“Kenapa Mamak tersenyum?”, tanya saya.
“Yang puasa itu kamu atau pemerintah?” Mamak balik bertanya.
“Tentu saja, saya”
“Nah, kenapa kamu harus menunggu pengumuman dari pemerintah? Kamu pikir yang ditanya di akhirat itu pemerintah kamu?”.
Tak bisa lain, saya memilih diam. “Berapa umurmu sekarang?”, tanya Mamak lagi.
“Lebih tiga puluh”, jawab saya.,
“Sudah segitu usia kamu, untuk beribadah saja masih juga bergantung pada orang lain. Bagaimana kamu bertanggungjawab pada Tuhan kalau begitu?”. Kali ini jadi tercekat.
Kadang kami berbeda masa lebaran juga. Tapi kami semua selalu menghormati beliau sebagai Mamak. Kalau mamak berlebaran lebih lambat sehari atau dua hari, maka kami harus bersabar untuk menunggu duit lebaran. Jumlah duit lebaran, tak tergantung kesamaan mazhab. Tapi tergantung hasil panen. Kalau hasil panen bagus, maka banyaklah duit lebaran. Begitu juga sebaliknya.
Hal lain yang sering menjadi perbedaan adalah jumlah rakaat shalat tarawih. Ada yang memilih sebelas rakaat, tapi ada juga yang dua puluh satu rakaat. Di masjid yang tak jauh dari rumah kami, shalat tarawihnya sebelas rakaat. Orang muda dan anak-anak lebih senang shalat tarawih di masjid karena jamaahnya ramai dan jumlah rakaatnya tidak banyak. Lagi pula, di masjid banyak orang berjualan makanan. Di beberapa surau, salat tarawih diselenggarakan dua puluh satu rakaat. Jamaahnya biasanya orang-orang tua. Jadi kami menyebutnya kaum tua.

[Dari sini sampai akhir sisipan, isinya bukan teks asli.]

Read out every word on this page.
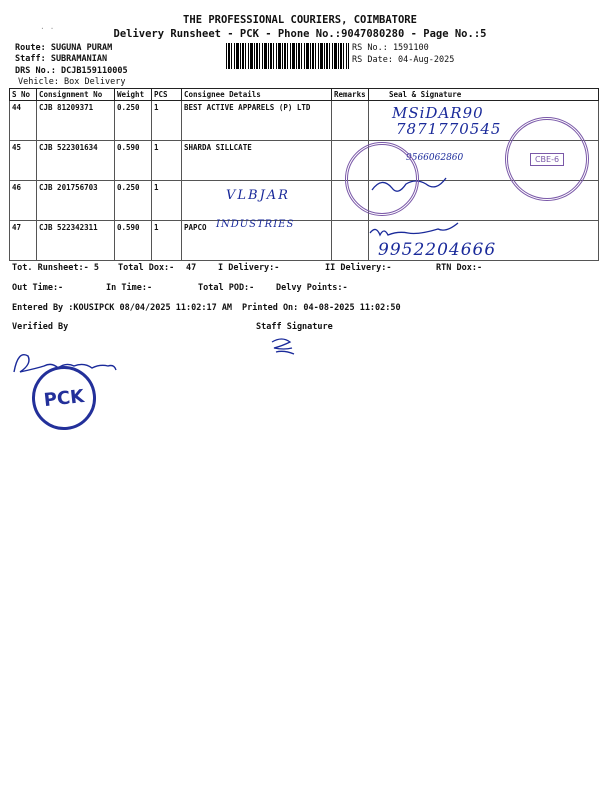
· ·
THE PROFESSIONAL COURIERS, COIMBATORE
Delivery Runsheet - PCK - Phone No.:9047080280 - Page No.:5
Route: SUGUNA PURAM
Staff: SUBRAMANIAN
DRS No.: DCJB159110005
Vehicle: Box Delivery
RS No.: 1591100
RS Date: 04-Aug-2025
S No	Consignment No	Weight	PCS	Consignee Details	Remarks	Seal & Signature
44	CJB 81209371	0.250	1	BEST ACTIVE APPARELS (P) LTD		
45	CJB 522301634	0.590	1	SHARDA SILLCATE		
46	CJB 201756703	0.250	1			
47	CJB 522342311	0.590	1	PAPCO		
MSiDAR90
7871770545
9566062860
VLBJAR
INDUSTRIES
9952204666
CBE-6
Tot. Runsheet:- 5 Total Dox:- 47	I Delivery:-	II Delivery:-	RTN Dox:-
Out Time:-	In Time:-	Total POD:-	Delvy Points:-
Entered By :KOUSIPCK 08/04/2025 11:02:17 AM Printed On: 04-08-2025 11:02:50
Verified By	Staff Signature
PCK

Di rumah kami, terdapat dua ‘aliran’ soal jumlah salat tarawih ini. Saya dan adik-adik shalat dan menjadi jamaah masjid. Jadi jumlah salat tarawih kami sebelas rakaat. Kalau kebetulan pulang kampung, adik saya kdang diminta menjadi imam shalat tarawih di masjid. Tapi Buya, orang tua laki-laki kami, menjadi imam di surau kaum beliau yang tarawihnya dua puluh satu rakaat.
Suatu malam, hujan turun deras sekali. Kami tak bisa salat ke masjid atau ke surau. Jadi kami salat tarawih di rumah. Setelah bersiap, Buya bertanya, ‘Siapa yang mau jadi imam?’